Laranja Mecânica e o livre arbítrio

28/04/2015 09:36

O filme “Laranja Mecânica” (Clockwork Orange) de 1971 é uma adaptação do romance Anthony Burgess de 1962. Produzido e dirigido por Stanley Kubrick. O longa de 136 minutos é uma ficção científica que aborda a delinquência juvenil para tratar da maldade num mundo futurista.

O protagonista principal é Alex DeLarge, vivenciado pelo ator Malcolm Macdowell, um jovem que gosta de música clássica e que lidera uma gangue ultraviolenta (incluindo espancamentos e estupros).

Dentre as questões filosóficas que podem ser extraídas do filme está a do livre arbítrio. O filme questiona a origem da maldade ou a violência extrema e tenta demonstrar que esta é uma decisão livre, para isso chega a mostrar o ambiente familiar do jovem que parece ser favorável à formação de uma pessoa moralmente boa, no entanto, o comportamento de Alex não condiz com aquilo que vive em casa.

Para corrigir a aberração comportamental do Alex DeLarge, o jovem sóciopata é submetido a um método cuja finalidade é erradicar suas ações más através de um condicionamento do comportamento. O método consiste em tornar o rapaz incapaz de cometer maldade quando este decide cometê-las.

O problema do filme é que parece concentrar em duas premissas: que a maldade é uma ação livre e que os métodos condicionantes para que uma pessoa deixe de praticar a maldade fere seu livre arbítrio e não resolve o problema, pois a coibição da ação má e não o desejo de cometê-la continua fazendo uma pessoa moralmente má.

A questão é, após ser submetido ao tratamento condicionante, à decisão do Alex é livre? Sim, sua decisão parece livre, mas o ato de cometê-las não, pois sua ação só se concretiza quando esta é direcionada para o bem, quando tenta cometer alguma ação má ele é incapaz de executá-las, ou seja, à ação livre decorrente de uma vontade livre não se concretiza na sua plenitude. Dessa forma, não é o livre arbítrio na sua totalidade que está em jogo, pois o impedimento de uma ação desejada a partir de um mecanismo condicionado não sustenta a tese que não a pessoa não tenha livre arbítrio. Embora seja um romance, era impossível em 1962 Anthony Burgess ter acesso às informações que temos hoje no que diz respeito à neurociência, esta diz que nossas ações são pré-condicionadas por nossos cérebros.
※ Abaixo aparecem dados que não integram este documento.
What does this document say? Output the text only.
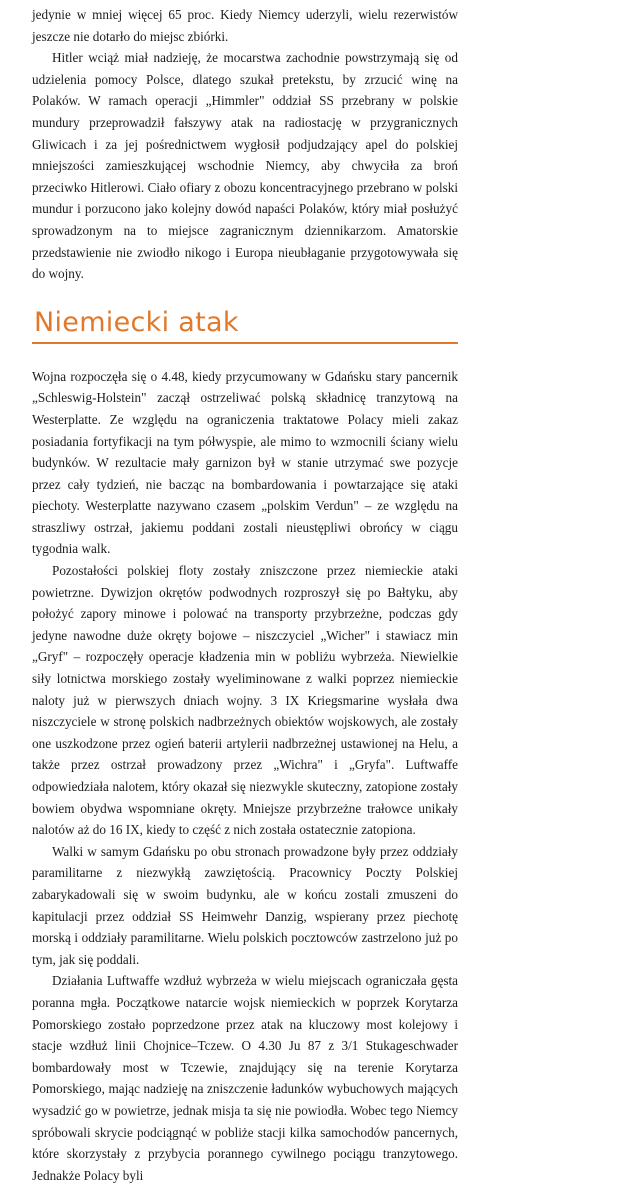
jedynie w mniej więcej 65 proc. Kiedy Niemcy uderzyli, wielu rezerwistów jeszcze nie dotarło do miejsc zbiórki.

Hitler wciąż miał nadzieję, że mocarstwa zachodnie powstrzymają się od udzielenia pomocy Polsce, dlatego szukał pretekstu, by zrzucić winę na Polaków. W ramach operacji „Himmler" oddział SS przebrany w polskie mundury przeprowadził fałszywy atak na radiostację w przygranicznych Gliwicach i za jej pośrednictwem wygłosił podjudzający apel do polskiej mniejszości zamieszkującej wschodnie Niemcy, aby chwyciła za broń przeciwko Hitlerowi. Ciało ofiary z obozu koncentracyjnego przebrano w polski mundur i porzucono jako kolejny dowód napaści Polaków, który miał posłużyć sprowadzonym na to miejsce zagranicznym dziennikarzom. Amatorskie przedstawienie nie zwiodło nikogo i Europa nieubłaganie przygotowywała się do wojny.

Niemiecki atak

Wojna rozpoczęła się o 4.48, kiedy przycumowany w Gdańsku stary pancernik „Schleswig-Holstein" zaczął ostrzeliwać polską składnicę tranzytową na Westerplatte. Ze względu na ograniczenia traktatowe Polacy mieli zakaz posiadania fortyfikacji na tym półwyspie, ale mimo to wzmocnili ściany wielu budynków. W rezultacie mały garnizon był w stanie utrzymać swe pozycje przez cały tydzień, nie bacząc na bombardowania i powtarzające się ataki piechoty. Westerplatte nazywano czasem „polskim Verdun" – ze względu na straszliwy ostrzał, jakiemu poddani zostali nieustępliwi obrońcy w ciągu tygodnia walk.

Pozostałości polskiej floty zostały zniszczone przez niemieckie ataki powietrzne. Dywizjon okrętów podwodnych rozproszył się po Bałtyku, aby położyć zapory minowe i polować na transporty przybrzeżne, podczas gdy jedyne nawodne duże okręty bojowe – niszczyciel „Wicher" i stawiacz min „Gryf" – rozpoczęły operacje kładzenia min w pobliżu wybrzeża. Niewielkie siły lotnictwa morskiego zostały wyeliminowane z walki poprzez niemieckie naloty już w pierwszych dniach wojny. 3 IX Kriegsmarine wysłała dwa niszczyciele w stronę polskich nadbrzeżnych obiektów wojskowych, ale zostały one uszkodzone przez ogień baterii artylerii nadbrzeżnej ustawionej na Helu, a także przez ostrzał prowadzony przez „Wichra" i „Gryfa". Luftwaffe odpowiedziała nalotem, który okazał się niezwykle skuteczny, zatopione zostały bowiem obydwa wspomniane okręty. Mniejsze przybrzeżne trałowce unikały nalotów aż do 16 IX, kiedy to część z nich została ostatecznie zatopiona.

Walki w samym Gdańsku po obu stronach prowadzone były przez oddziały paramilitarne z niezwykłą zawziętością. Pracownicy Poczty Polskiej zabarykadowali się w swoim budynku, ale w końcu zostali zmuszeni do kapitulacji przez oddział SS Heimwehr Danzig, wspierany przez piechotę morską i oddziały paramilitarne. Wielu polskich pocztowców zastrzelono już po tym, jak się poddali.

Działania Luftwaffe wzdłuż wybrzeża w wielu miejscach ograniczała gęsta poranna mgła. Początkowe natarcie wojsk niemieckich w poprzek Korytarza Pomorskiego zostało poprzedzone przez atak na kluczowy most kolejowy i stacje wzdłuż linii Chojnice–Tczew. O 4.30 Ju 87 z 3/1 Stukageschwader bombardowały most w Tczewie, znajdujący się na terenie Korytarza Pomorskiego, mając nadzieję na zniszczenie ładunków wybuchowych mających wysadzić go w powietrze, jednak misja ta się nie powiodła. Wobec tego Niemcy spróbowali skrycie podciągnąć w pobliże stacji kilka samochodów pancernych, które skorzystały z przybycia porannego cywilnego pociągu tranzytowego. Jednakże Polacy byli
A segunda tese questionável do filme é o argumento de que condicionamentos para controlar as ações más não erradica o mal nas pessoas, ou seja, o fato da pessoa não praticar o mal não a torna uma pessoa moralmente boa, poiso desejo continua. O capelão apelando para questões religiosas alega que o método é falho por não eliminar também o desejo. Em outras palavras, o capelão prefere que as pessoas continuem praticando mal em nome de uma utopia. Quem garante que nossas ações não são condicionadas como mostra os estudos preliminares da neurociência? Nossas ações mais banais não são resultados de anos de condicionamentos desenvolvidos no seio familiar, escolar, religioso e social? O uso de determinado tipo de vestimenta ou comportamento não foram condicionados?

O filme procura desqualificar o tratamento em nome do livre arbítrio e do resultado final ao deslocar a ênfase para a radicalidade do tratamento condicionante (se o Alex fosse preso por um longo período seria submetido também um condicionamento para que voltasse praticar o mal) e sua eficácia final. Em minha opinião o problema não está no uso de métodos para combater as ações más, mas nas pessoas que continuaram más e se aproveitaram daquele que deixou de ser mau. O suicídio no final não é resultado do tratamento, mas da exploração a qual Alex é submetido.